As to whether President Obama can pull off the same trick, there is as yet simply no way of knowing. But just note the differences. The Republican speaker this time is going to be the cautious and experienced John Boehner, not the fiery and impetuous Newt. That could make compromise easier, but it will also be harder for the Obama White House to out-manouevre the other side. Second, the Republicans in 1994 had a worked-out strategy, the Contract with America, from which Clinton could cherry-pick; this time they have only the broad slogan of spending cuts. Third, in 1994 the Clintons had watched their health reform go down in flames; this time the president has enacted his big reform already and will certainly do his utmost to defend it from repeal.
Last is the question of presidential beliefs and temper. As the proud author of health reform, what Joe Biden memorably called that "big...deal", it is going to very much harder for Mr Obama to rebrand himself as a plausible centrist, even if he would like to.
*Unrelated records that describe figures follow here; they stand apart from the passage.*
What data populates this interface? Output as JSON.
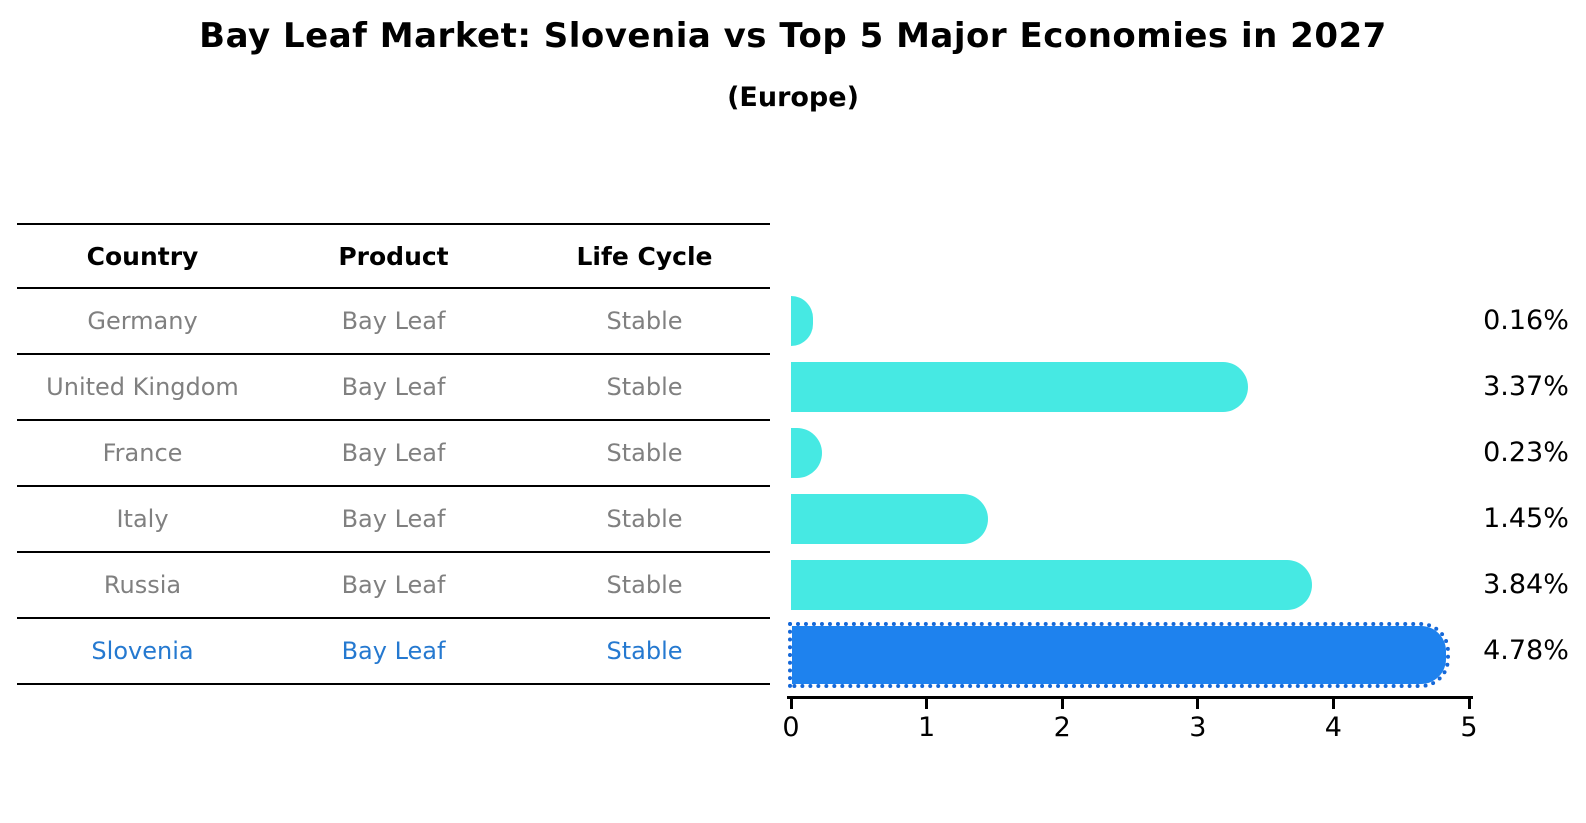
{
  "title": "Bay Leaf Market: Slovenia vs Top 5 Major Economies in 2027",
  "subtitle": "(Europe)",
  "table": {
    "headers": [
      "Country",
      "Product",
      "Life Cycle"
    ],
    "rows": [
      {
        "country": "Germany",
        "product": "Bay Leaf",
        "life_cycle": "Stable"
      },
      {
        "country": "United Kingdom",
        "product": "Bay Leaf",
        "life_cycle": "Stable"
      },
      {
        "country": "France",
        "product": "Bay Leaf",
        "life_cycle": "Stable"
      },
      {
        "country": "Italy",
        "product": "Bay Leaf",
        "life_cycle": "Stable"
      },
      {
        "country": "Russia",
        "product": "Bay Leaf",
        "life_cycle": "Stable"
      },
      {
        "country": "Slovenia",
        "product": "Bay Leaf",
        "life_cycle": "Stable"
      }
    ],
    "highlighted_row": "Slovenia"
  },
  "chart_data": {
    "type": "bar",
    "orientation": "horizontal",
    "title": "Bay Leaf Market: Slovenia vs Top 5 Major Economies in 2027",
    "subtitle": "(Europe)",
    "categories": [
      "Germany",
      "United Kingdom",
      "France",
      "Italy",
      "Russia",
      "Slovenia"
    ],
    "values": [
      0.16,
      3.37,
      0.23,
      1.45,
      3.84,
      4.78
    ],
    "value_labels": [
      "0.16%",
      "3.37%",
      "0.23%",
      "1.45%",
      "3.84%",
      "4.78%"
    ],
    "xlim": [
      0,
      5
    ],
    "x_ticks": [
      "0",
      "1",
      "2",
      "3",
      "4",
      "5"
    ],
    "highlight_index": 5,
    "grid": false,
    "legend": null
  },
  "colors": {
    "bar": "#46E9E3",
    "highlight_bar": "#1E82EE",
    "highlight_border": "#1568D8",
    "highlight_text": "#2579D0",
    "row_text": "#808080",
    "header_text": "#000000",
    "axis": "#000000"
  }
}
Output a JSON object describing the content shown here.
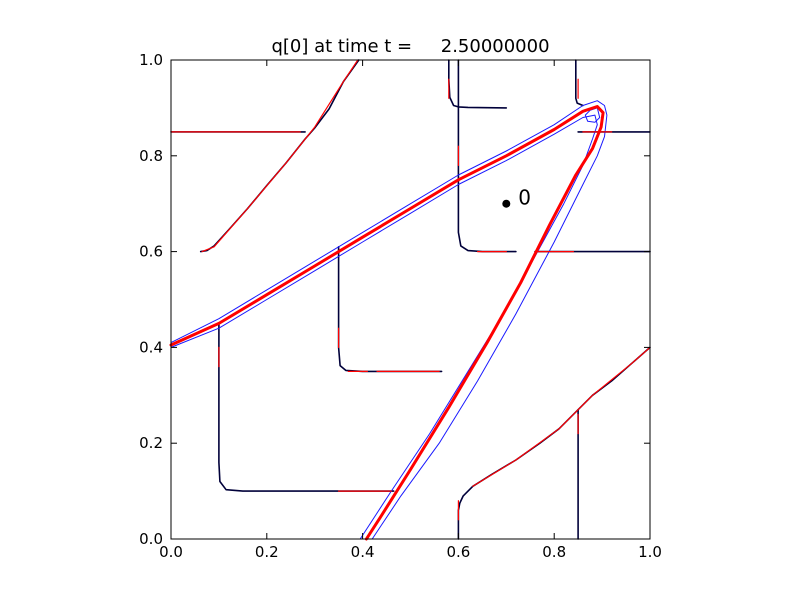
{
  "chart_data": {
    "type": "line",
    "title": "q[0] at time t =     2.50000000",
    "xlabel": "",
    "ylabel": "",
    "xlim": [
      0.0,
      1.0
    ],
    "ylim": [
      0.0,
      1.0
    ],
    "grid": false,
    "x_ticks": [
      "0.0",
      "0.2",
      "0.4",
      "0.6",
      "0.8",
      "1.0"
    ],
    "y_ticks": [
      "0.0",
      "0.2",
      "0.4",
      "0.6",
      "0.8",
      "1.0"
    ],
    "colors": {
      "dark": "#00003a",
      "blue": "#1a1aff",
      "red": "#ff0000",
      "frame": "#000000"
    },
    "point": {
      "label": "0",
      "x": 0.7,
      "y": 0.7
    },
    "series": [
      {
        "color": "dark",
        "width": 1.6,
        "points": [
          [
            0.0,
            0.85
          ],
          [
            0.28,
            0.85
          ]
        ]
      },
      {
        "color": "dark",
        "width": 1.6,
        "points": [
          [
            0.062,
            0.6
          ],
          [
            0.075,
            0.602
          ],
          [
            0.09,
            0.612
          ],
          [
            0.12,
            0.645
          ],
          [
            0.16,
            0.69
          ],
          [
            0.2,
            0.738
          ],
          [
            0.24,
            0.785
          ],
          [
            0.28,
            0.835
          ],
          [
            0.3,
            0.858
          ],
          [
            0.33,
            0.898
          ],
          [
            0.36,
            0.955
          ],
          [
            0.392,
            1.0
          ]
        ]
      },
      {
        "color": "dark",
        "width": 1.6,
        "points": [
          [
            0.58,
            1.0
          ],
          [
            0.58,
            0.96
          ],
          [
            0.582,
            0.922
          ],
          [
            0.59,
            0.905
          ],
          [
            0.6,
            0.902
          ],
          [
            0.62,
            0.901
          ],
          [
            0.7,
            0.9
          ]
        ]
      },
      {
        "color": "dark",
        "width": 1.6,
        "points": [
          [
            0.6,
            1.0
          ],
          [
            0.6,
            0.75
          ],
          [
            0.6,
            0.64
          ],
          [
            0.605,
            0.612
          ],
          [
            0.62,
            0.602
          ],
          [
            0.65,
            0.6
          ],
          [
            0.72,
            0.6
          ]
        ]
      },
      {
        "color": "dark",
        "width": 1.6,
        "points": [
          [
            0.76,
            0.6
          ],
          [
            1.0,
            0.6
          ]
        ]
      },
      {
        "color": "dark",
        "width": 1.6,
        "points": [
          [
            0.845,
            1.0
          ],
          [
            0.845,
            0.92
          ],
          [
            0.848,
            0.91
          ],
          [
            0.86,
            0.905
          ]
        ]
      },
      {
        "color": "dark",
        "width": 1.6,
        "points": [
          [
            0.85,
            0.85
          ],
          [
            1.0,
            0.85
          ]
        ]
      },
      {
        "color": "dark",
        "width": 1.6,
        "points": [
          [
            0.35,
            0.61
          ],
          [
            0.35,
            0.4
          ],
          [
            0.353,
            0.362
          ],
          [
            0.365,
            0.352
          ],
          [
            0.4,
            0.35
          ],
          [
            0.5,
            0.35
          ],
          [
            0.565,
            0.35
          ]
        ]
      },
      {
        "color": "dark",
        "width": 1.6,
        "points": [
          [
            0.1,
            0.45
          ],
          [
            0.1,
            0.16
          ],
          [
            0.102,
            0.12
          ],
          [
            0.115,
            0.103
          ],
          [
            0.15,
            0.1
          ],
          [
            0.3,
            0.1
          ],
          [
            0.465,
            0.1
          ]
        ]
      },
      {
        "color": "dark",
        "width": 1.6,
        "points": [
          [
            0.6,
            0.0
          ],
          [
            0.6,
            0.06
          ],
          [
            0.603,
            0.075
          ],
          [
            0.61,
            0.09
          ],
          [
            0.63,
            0.11
          ],
          [
            0.67,
            0.135
          ],
          [
            0.72,
            0.165
          ],
          [
            0.77,
            0.2
          ],
          [
            0.81,
            0.23
          ],
          [
            0.85,
            0.27
          ],
          [
            0.88,
            0.3
          ],
          [
            0.92,
            0.33
          ],
          [
            0.96,
            0.365
          ],
          [
            1.0,
            0.4
          ]
        ]
      },
      {
        "color": "dark",
        "width": 1.6,
        "points": [
          [
            0.85,
            0.0
          ],
          [
            0.85,
            0.27
          ]
        ]
      },
      {
        "color": "blue",
        "width": 1.0,
        "points": [
          [
            0.0,
            0.41
          ],
          [
            0.1,
            0.46
          ],
          [
            0.2,
            0.52
          ],
          [
            0.3,
            0.58
          ],
          [
            0.4,
            0.64
          ],
          [
            0.5,
            0.7
          ],
          [
            0.6,
            0.76
          ],
          [
            0.7,
            0.81
          ],
          [
            0.8,
            0.865
          ],
          [
            0.86,
            0.905
          ],
          [
            0.89,
            0.915
          ],
          [
            0.905,
            0.905
          ],
          [
            0.91,
            0.885
          ],
          [
            0.905,
            0.84
          ],
          [
            0.89,
            0.8
          ],
          [
            0.86,
            0.74
          ],
          [
            0.8,
            0.62
          ],
          [
            0.72,
            0.47
          ],
          [
            0.64,
            0.33
          ],
          [
            0.56,
            0.2
          ],
          [
            0.48,
            0.09
          ],
          [
            0.42,
            0.0
          ]
        ]
      },
      {
        "color": "blue",
        "width": 1.0,
        "points": [
          [
            0.0,
            0.4
          ],
          [
            0.1,
            0.44
          ],
          [
            0.2,
            0.5
          ],
          [
            0.3,
            0.56
          ],
          [
            0.4,
            0.62
          ],
          [
            0.5,
            0.68
          ],
          [
            0.6,
            0.74
          ],
          [
            0.7,
            0.79
          ],
          [
            0.8,
            0.845
          ],
          [
            0.86,
            0.88
          ],
          [
            0.885,
            0.885
          ],
          [
            0.89,
            0.865
          ],
          [
            0.88,
            0.835
          ],
          [
            0.86,
            0.78
          ],
          [
            0.82,
            0.7
          ],
          [
            0.76,
            0.59
          ],
          [
            0.7,
            0.48
          ],
          [
            0.62,
            0.35
          ],
          [
            0.54,
            0.22
          ],
          [
            0.46,
            0.1
          ],
          [
            0.395,
            0.0
          ]
        ]
      },
      {
        "color": "blue",
        "width": 1.0,
        "points": [
          [
            0.865,
            0.885
          ],
          [
            0.875,
            0.895
          ],
          [
            0.89,
            0.9
          ],
          [
            0.895,
            0.88
          ],
          [
            0.885,
            0.87
          ],
          [
            0.87,
            0.872
          ],
          [
            0.865,
            0.885
          ]
        ]
      },
      {
        "color": "red",
        "width": 3.0,
        "points": [
          [
            0.0,
            0.405
          ],
          [
            0.1,
            0.45
          ],
          [
            0.2,
            0.51
          ],
          [
            0.3,
            0.57
          ],
          [
            0.4,
            0.63
          ],
          [
            0.5,
            0.69
          ],
          [
            0.6,
            0.75
          ],
          [
            0.7,
            0.8
          ],
          [
            0.8,
            0.855
          ],
          [
            0.86,
            0.893
          ],
          [
            0.89,
            0.903
          ],
          [
            0.902,
            0.89
          ],
          [
            0.898,
            0.86
          ],
          [
            0.88,
            0.815
          ],
          [
            0.845,
            0.76
          ],
          [
            0.79,
            0.655
          ],
          [
            0.73,
            0.535
          ],
          [
            0.66,
            0.41
          ],
          [
            0.58,
            0.275
          ],
          [
            0.5,
            0.145
          ],
          [
            0.44,
            0.05
          ],
          [
            0.408,
            0.0
          ]
        ]
      },
      {
        "color": "red",
        "width": 1.2,
        "points": [
          [
            0.0,
            0.85
          ],
          [
            0.27,
            0.85
          ]
        ]
      },
      {
        "color": "red",
        "width": 1.2,
        "points": [
          [
            0.065,
            0.6
          ],
          [
            0.09,
            0.61
          ],
          [
            0.16,
            0.69
          ],
          [
            0.24,
            0.785
          ],
          [
            0.3,
            0.86
          ],
          [
            0.36,
            0.955
          ],
          [
            0.39,
            1.0
          ]
        ]
      },
      {
        "color": "red",
        "width": 1.2,
        "points": [
          [
            0.37,
            0.35
          ],
          [
            0.41,
            0.35
          ]
        ]
      },
      {
        "color": "red",
        "width": 1.2,
        "points": [
          [
            0.43,
            0.35
          ],
          [
            0.56,
            0.35
          ]
        ]
      },
      {
        "color": "red",
        "width": 1.2,
        "points": [
          [
            0.35,
            0.1
          ],
          [
            0.46,
            0.1
          ]
        ]
      },
      {
        "color": "red",
        "width": 1.2,
        "points": [
          [
            0.1,
            0.36
          ],
          [
            0.1,
            0.4
          ]
        ]
      },
      {
        "color": "red",
        "width": 1.2,
        "points": [
          [
            0.35,
            0.4
          ],
          [
            0.35,
            0.44
          ]
        ]
      },
      {
        "color": "red",
        "width": 1.2,
        "points": [
          [
            0.6,
            0.78
          ],
          [
            0.6,
            0.82
          ]
        ]
      },
      {
        "color": "red",
        "width": 1.2,
        "points": [
          [
            0.58,
            0.92
          ],
          [
            0.58,
            0.96
          ]
        ]
      },
      {
        "color": "red",
        "width": 1.2,
        "points": [
          [
            0.76,
            0.6
          ],
          [
            0.84,
            0.6
          ]
        ]
      },
      {
        "color": "red",
        "width": 1.2,
        "points": [
          [
            0.64,
            0.6
          ],
          [
            0.7,
            0.6
          ]
        ]
      },
      {
        "color": "red",
        "width": 1.2,
        "points": [
          [
            0.86,
            0.85
          ],
          [
            0.92,
            0.85
          ]
        ]
      },
      {
        "color": "red",
        "width": 1.2,
        "points": [
          [
            0.85,
            0.92
          ],
          [
            0.85,
            0.96
          ]
        ]
      },
      {
        "color": "red",
        "width": 1.2,
        "points": [
          [
            0.6,
            0.04
          ],
          [
            0.6,
            0.08
          ]
        ]
      },
      {
        "color": "red",
        "width": 1.2,
        "points": [
          [
            0.85,
            0.22
          ],
          [
            0.85,
            0.26
          ]
        ]
      },
      {
        "color": "red",
        "width": 1.2,
        "points": [
          [
            0.63,
            0.11
          ],
          [
            0.72,
            0.165
          ],
          [
            0.81,
            0.23
          ],
          [
            0.88,
            0.3
          ],
          [
            0.96,
            0.365
          ],
          [
            1.0,
            0.4
          ]
        ]
      }
    ]
  }
}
And moving to the centre has dangers: it could further alienate his disappointed base and perhaps prompt a presidential challenge from the Democrats' left.
I think the only impediments are the president's inexperience and his inflexible temperament. So I don't buy the plausibility argument, especially because Clinton came off as more of a leftist in 1993-94 than did Obama in his first two years. (I'm talking, of course, about the real Obama, not the fictional one portrayed on Fox News.)